Расставались, уговорились: и завтра встретиться днём, гулять, и послезавтра.
Какие это особенные вечера! — уже неотвратимо подступающей весны.
Возвратилась домой возбуждённая, счастливая, наполненная, долго не могла заснуть.
Как это так вдруг переменилось?
Всё хорошо: и что он такой изученный, близкий — и что такой вдруг незнакомый.
ОДИННАДЦАТОЕ МАРТА
СУББОТА
546
(Февральская мифология)
НИКОЛАЙ БЫВШИЙ. Да будет проклята лже-романовская династия ныне и присно, и во веки веков! Первое преступление «немкиного мужа» — это измена и предательство. Коварный лицемер, предатель в душе, вероломный, неискренний и лживый... Если дело Мясоедова расследовать в глубину, то нити потянутся к дворцам.
(«Русская воля», 8 марта)
... В начале войны надеялись, что царь не захочет бесчестья себе и своему войску. Но, видно, у царя было нерусское сердце. А министры ни о чём, кроме своей выгоды, не думали...
... Великая страна оказалась во власти врагов русского народа...
... Реакционная Россия противопоставляла реакционной Германии лишь ленивое и неискренное сопротивление...
... Мы все знаем, что между русской и германской реакцией всегда существовал теснейший договор взаимного страхования от революции, и этот договор не был разорван и после возникновения войны.
... Сношения августейших пораженцев с Германией не вызывают никаких сомнений. Арестом их — нанесён смертельный удар по шпионажу.
... Несомненное соучастие в шпионаже старой правительственной власти.

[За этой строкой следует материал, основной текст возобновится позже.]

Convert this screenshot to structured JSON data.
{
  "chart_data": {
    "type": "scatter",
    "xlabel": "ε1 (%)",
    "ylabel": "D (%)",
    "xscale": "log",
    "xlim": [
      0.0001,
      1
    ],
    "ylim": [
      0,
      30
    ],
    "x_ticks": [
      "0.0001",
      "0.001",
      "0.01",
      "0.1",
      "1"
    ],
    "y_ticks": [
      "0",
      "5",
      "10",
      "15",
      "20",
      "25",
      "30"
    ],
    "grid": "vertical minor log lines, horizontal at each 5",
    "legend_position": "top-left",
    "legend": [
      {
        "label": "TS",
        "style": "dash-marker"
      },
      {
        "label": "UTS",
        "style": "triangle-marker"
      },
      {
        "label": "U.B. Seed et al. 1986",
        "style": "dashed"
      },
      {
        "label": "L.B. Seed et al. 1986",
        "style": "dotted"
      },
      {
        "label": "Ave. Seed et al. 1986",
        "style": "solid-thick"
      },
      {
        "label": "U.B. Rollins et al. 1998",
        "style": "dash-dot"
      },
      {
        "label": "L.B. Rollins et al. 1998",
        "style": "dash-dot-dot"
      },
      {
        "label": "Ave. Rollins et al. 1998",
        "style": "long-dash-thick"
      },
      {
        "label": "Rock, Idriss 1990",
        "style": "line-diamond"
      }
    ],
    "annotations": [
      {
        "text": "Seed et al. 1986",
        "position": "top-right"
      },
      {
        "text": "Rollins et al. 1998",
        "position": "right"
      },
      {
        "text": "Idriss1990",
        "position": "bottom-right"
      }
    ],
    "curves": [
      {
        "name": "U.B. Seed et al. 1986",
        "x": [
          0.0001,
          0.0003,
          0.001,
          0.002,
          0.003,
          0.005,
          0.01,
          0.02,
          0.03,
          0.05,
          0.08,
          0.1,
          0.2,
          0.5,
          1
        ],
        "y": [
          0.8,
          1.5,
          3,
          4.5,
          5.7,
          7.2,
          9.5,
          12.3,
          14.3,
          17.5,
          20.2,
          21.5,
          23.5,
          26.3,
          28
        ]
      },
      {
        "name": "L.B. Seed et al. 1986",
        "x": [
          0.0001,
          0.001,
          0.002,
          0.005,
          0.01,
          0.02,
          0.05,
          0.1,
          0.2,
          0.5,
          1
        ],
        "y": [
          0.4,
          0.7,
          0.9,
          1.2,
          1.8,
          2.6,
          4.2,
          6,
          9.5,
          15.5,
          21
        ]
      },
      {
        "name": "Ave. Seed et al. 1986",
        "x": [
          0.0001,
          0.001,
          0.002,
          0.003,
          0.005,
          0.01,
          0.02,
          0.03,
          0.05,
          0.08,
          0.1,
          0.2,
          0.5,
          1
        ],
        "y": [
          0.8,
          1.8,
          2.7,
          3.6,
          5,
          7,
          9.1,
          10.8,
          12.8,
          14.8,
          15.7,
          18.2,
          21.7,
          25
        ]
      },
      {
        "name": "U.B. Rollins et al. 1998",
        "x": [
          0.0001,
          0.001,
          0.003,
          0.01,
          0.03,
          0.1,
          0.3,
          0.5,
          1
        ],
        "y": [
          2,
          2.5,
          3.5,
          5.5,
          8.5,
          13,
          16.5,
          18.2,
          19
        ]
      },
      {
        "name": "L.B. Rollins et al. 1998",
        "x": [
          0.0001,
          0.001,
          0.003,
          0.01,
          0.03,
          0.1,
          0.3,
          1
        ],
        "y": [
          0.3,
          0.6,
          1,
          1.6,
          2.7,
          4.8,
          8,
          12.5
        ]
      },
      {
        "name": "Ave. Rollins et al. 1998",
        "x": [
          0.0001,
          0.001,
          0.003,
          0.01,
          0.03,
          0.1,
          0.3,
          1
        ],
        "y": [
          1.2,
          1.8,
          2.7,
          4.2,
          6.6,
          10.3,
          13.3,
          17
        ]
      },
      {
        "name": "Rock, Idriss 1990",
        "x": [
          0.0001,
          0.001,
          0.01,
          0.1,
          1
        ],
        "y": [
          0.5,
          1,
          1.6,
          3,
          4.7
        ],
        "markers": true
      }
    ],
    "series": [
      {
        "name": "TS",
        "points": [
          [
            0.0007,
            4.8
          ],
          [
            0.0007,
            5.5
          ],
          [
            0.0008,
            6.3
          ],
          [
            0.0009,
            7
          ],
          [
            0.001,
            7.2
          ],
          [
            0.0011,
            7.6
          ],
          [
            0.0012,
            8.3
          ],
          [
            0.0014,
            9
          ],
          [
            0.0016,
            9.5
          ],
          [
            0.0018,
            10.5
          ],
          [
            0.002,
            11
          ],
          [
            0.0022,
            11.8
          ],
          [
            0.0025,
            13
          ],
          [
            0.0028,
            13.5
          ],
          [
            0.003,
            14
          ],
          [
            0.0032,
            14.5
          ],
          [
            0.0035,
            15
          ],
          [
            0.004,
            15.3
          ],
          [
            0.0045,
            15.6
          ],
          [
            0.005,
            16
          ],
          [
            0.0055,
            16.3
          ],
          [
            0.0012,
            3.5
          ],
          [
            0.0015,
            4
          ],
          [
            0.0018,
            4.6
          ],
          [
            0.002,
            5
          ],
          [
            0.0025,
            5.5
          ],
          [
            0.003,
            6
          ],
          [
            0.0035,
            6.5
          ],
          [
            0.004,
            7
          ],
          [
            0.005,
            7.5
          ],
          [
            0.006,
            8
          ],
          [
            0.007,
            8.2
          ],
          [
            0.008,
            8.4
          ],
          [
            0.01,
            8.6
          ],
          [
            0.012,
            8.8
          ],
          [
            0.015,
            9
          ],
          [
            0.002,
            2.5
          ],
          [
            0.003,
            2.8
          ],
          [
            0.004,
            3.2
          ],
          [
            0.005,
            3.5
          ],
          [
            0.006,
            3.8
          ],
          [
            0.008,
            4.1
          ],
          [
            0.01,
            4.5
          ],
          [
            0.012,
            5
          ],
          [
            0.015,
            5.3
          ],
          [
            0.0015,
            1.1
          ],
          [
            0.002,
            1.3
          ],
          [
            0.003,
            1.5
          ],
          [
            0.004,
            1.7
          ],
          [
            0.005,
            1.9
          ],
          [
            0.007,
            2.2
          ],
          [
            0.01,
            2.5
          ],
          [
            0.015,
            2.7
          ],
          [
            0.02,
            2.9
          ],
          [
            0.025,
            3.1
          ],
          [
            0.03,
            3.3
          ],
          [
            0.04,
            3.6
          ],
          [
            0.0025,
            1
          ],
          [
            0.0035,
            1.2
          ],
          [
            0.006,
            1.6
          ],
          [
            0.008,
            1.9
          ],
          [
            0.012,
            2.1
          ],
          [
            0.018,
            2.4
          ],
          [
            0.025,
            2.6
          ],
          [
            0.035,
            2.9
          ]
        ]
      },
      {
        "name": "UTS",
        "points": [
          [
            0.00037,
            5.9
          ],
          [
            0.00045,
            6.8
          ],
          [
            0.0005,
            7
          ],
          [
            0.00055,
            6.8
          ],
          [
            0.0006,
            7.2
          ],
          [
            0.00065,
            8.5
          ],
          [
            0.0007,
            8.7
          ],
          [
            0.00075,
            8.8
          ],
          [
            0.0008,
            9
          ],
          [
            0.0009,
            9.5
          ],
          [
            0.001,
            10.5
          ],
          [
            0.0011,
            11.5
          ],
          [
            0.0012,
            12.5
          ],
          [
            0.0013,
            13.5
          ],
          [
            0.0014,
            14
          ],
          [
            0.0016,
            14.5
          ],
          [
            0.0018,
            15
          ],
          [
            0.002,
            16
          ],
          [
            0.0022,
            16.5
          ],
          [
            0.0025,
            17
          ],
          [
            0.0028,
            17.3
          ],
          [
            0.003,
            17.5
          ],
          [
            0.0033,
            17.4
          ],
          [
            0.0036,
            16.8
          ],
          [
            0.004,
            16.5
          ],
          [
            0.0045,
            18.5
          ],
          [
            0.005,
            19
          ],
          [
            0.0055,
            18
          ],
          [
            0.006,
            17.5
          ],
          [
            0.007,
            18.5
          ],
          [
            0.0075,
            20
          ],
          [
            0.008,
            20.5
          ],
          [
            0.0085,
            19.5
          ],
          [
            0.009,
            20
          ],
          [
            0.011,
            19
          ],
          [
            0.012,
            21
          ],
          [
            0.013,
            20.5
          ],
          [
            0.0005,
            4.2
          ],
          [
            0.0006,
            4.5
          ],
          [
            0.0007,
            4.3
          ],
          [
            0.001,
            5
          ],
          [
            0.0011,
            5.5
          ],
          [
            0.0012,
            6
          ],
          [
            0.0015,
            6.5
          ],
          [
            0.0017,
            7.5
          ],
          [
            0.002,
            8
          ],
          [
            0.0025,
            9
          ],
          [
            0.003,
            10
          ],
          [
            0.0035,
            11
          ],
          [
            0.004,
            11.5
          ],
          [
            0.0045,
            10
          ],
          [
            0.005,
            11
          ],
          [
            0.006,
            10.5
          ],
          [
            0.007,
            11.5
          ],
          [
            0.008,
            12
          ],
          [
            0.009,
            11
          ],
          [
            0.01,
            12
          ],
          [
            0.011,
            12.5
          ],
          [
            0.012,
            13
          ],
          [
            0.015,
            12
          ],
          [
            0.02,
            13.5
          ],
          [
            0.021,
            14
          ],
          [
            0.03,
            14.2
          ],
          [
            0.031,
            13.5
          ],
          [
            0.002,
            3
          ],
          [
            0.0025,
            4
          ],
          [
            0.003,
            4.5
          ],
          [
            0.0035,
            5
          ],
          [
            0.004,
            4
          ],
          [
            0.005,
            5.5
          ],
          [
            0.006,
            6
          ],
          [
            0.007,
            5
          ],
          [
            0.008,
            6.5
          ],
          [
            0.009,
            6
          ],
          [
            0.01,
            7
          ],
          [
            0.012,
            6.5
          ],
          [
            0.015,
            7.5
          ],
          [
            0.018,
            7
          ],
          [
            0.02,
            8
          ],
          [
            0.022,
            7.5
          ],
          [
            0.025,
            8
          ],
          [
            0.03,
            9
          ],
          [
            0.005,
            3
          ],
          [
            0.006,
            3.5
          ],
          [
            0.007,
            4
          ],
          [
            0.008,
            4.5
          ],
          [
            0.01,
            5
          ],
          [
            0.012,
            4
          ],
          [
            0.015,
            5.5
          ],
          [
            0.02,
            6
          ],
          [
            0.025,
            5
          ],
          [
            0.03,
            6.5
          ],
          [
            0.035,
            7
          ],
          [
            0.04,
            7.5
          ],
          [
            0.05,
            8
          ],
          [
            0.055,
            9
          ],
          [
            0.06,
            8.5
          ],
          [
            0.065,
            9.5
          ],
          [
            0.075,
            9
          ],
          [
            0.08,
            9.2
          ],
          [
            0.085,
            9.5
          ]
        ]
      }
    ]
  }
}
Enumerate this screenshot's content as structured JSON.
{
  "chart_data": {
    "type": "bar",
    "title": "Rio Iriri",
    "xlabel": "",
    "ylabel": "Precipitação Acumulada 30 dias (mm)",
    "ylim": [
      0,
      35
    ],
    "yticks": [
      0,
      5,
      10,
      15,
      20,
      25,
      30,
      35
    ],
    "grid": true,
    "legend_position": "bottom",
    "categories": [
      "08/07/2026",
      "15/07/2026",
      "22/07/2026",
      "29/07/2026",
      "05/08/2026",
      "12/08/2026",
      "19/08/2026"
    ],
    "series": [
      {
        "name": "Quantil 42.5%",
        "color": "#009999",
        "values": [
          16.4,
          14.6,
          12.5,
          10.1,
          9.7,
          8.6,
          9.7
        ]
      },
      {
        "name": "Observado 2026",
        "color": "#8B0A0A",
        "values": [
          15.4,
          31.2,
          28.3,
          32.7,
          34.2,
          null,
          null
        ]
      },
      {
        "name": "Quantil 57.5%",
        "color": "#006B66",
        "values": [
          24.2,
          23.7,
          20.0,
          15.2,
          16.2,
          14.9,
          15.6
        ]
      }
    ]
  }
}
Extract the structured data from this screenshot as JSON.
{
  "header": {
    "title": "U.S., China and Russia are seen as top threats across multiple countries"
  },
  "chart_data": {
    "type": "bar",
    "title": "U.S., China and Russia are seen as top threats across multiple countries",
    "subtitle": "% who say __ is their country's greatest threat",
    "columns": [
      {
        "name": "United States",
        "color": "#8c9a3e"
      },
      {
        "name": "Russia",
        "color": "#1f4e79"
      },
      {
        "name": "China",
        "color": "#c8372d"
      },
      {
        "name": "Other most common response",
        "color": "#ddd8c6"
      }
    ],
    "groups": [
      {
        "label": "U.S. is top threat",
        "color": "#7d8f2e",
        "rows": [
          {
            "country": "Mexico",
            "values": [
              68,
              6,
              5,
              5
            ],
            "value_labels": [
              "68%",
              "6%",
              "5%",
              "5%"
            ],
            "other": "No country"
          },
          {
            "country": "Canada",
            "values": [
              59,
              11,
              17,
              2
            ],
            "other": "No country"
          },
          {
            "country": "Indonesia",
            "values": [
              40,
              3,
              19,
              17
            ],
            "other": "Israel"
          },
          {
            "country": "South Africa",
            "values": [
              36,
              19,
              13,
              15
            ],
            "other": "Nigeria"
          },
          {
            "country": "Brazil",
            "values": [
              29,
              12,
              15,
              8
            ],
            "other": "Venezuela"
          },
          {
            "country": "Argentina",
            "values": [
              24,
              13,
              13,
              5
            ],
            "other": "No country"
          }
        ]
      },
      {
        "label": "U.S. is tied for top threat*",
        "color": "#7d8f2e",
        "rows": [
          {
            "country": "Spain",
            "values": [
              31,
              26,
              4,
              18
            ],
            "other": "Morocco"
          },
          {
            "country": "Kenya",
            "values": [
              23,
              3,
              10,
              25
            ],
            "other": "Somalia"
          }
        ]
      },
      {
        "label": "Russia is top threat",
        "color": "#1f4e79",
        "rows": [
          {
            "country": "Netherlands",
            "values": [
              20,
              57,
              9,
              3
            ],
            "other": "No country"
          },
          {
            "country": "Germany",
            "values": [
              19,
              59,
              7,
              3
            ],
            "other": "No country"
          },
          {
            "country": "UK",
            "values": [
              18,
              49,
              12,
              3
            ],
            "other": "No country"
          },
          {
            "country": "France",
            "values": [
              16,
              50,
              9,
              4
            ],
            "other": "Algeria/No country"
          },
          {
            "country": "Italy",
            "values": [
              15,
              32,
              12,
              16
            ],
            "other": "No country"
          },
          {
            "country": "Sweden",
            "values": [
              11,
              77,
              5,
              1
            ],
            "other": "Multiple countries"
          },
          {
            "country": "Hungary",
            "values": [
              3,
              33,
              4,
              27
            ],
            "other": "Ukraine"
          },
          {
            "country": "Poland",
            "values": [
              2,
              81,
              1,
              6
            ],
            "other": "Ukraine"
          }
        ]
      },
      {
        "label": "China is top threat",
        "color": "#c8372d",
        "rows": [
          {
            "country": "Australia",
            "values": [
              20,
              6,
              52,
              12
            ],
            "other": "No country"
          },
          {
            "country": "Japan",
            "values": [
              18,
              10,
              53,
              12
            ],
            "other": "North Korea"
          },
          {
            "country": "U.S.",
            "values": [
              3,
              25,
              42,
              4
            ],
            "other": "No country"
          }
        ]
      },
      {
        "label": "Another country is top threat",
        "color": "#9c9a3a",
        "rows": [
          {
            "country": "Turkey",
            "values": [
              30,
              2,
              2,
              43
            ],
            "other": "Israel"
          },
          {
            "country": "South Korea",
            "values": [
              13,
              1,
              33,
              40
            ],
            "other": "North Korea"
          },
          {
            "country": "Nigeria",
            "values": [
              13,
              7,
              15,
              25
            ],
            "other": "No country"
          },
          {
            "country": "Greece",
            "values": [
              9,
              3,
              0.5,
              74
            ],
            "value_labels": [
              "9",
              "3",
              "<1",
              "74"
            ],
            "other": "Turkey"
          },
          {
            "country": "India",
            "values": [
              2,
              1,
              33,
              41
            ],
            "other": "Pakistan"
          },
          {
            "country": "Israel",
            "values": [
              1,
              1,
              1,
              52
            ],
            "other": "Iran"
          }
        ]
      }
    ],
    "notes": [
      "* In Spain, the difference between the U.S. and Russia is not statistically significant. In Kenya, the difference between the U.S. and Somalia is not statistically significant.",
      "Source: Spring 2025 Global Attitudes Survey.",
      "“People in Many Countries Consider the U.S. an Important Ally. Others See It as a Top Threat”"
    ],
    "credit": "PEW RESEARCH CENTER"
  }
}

... Всё, что кровью завоевала русская армия, — пришлось отдать из-за измены Сухомлинова...
... Теперь мы узнали, что в России была крупная немецкая партия. Она опиралась на государыню, которая не могла забыть, что в Германии её братья и родственники. Немецкая партия хотела поражения России. Она находилась в сношении с германским штабом и выдавала военные тайны. Предателей будут судить, и на суде выяснятся все подробности.
... Мы узнали кошмарную правду о том, какой удар готовили высокопоставленные иуды стране и героической армии, измышляли вернейшие способы предательства... Мы начинаем это узнавать из английской печати...
... Гнусная дворцовая камарилья последние упования свои возлагала на императора Вильгельма. В интимном кружке клевретов замышлялась измена против России и армии.
... Все мы знаем, что царь и его приспешники были и остались друзьями Германии.
ген. Маниковский
... Царь за пышным обедом подписывал предательские договоры с Вильгельмом.
... Россией фактически управлял не Николай II, а Вильгельм...
В КОЛЬЦЕ ПРЕДАТЕЛЬСТВА. Как мы могли воевать? Неужели мы до сих пор ещё не разбиты? Наши поражения были естественны и логичны, наши победы — вопреки здравому смыслу. Сегодня открытие за открытием: измены не только были, но они превосходили всякое воображение. На измену возникла мода: кто чище предаст свою родину? Николай давал тон. Шли беспроволочные телеграммы Вильгельму.
... Россия, распинаемая безмерным предательством, уже казалась умирающей... Никогда со времён Иуды Искариота над народом не совершалось такого предательства.
Ф. Сологуб
... Русский народ защищал Россию вопреки своему недостойному правительству. Но в народе всё больше вкоренялось убеждение, что правительство боится победы.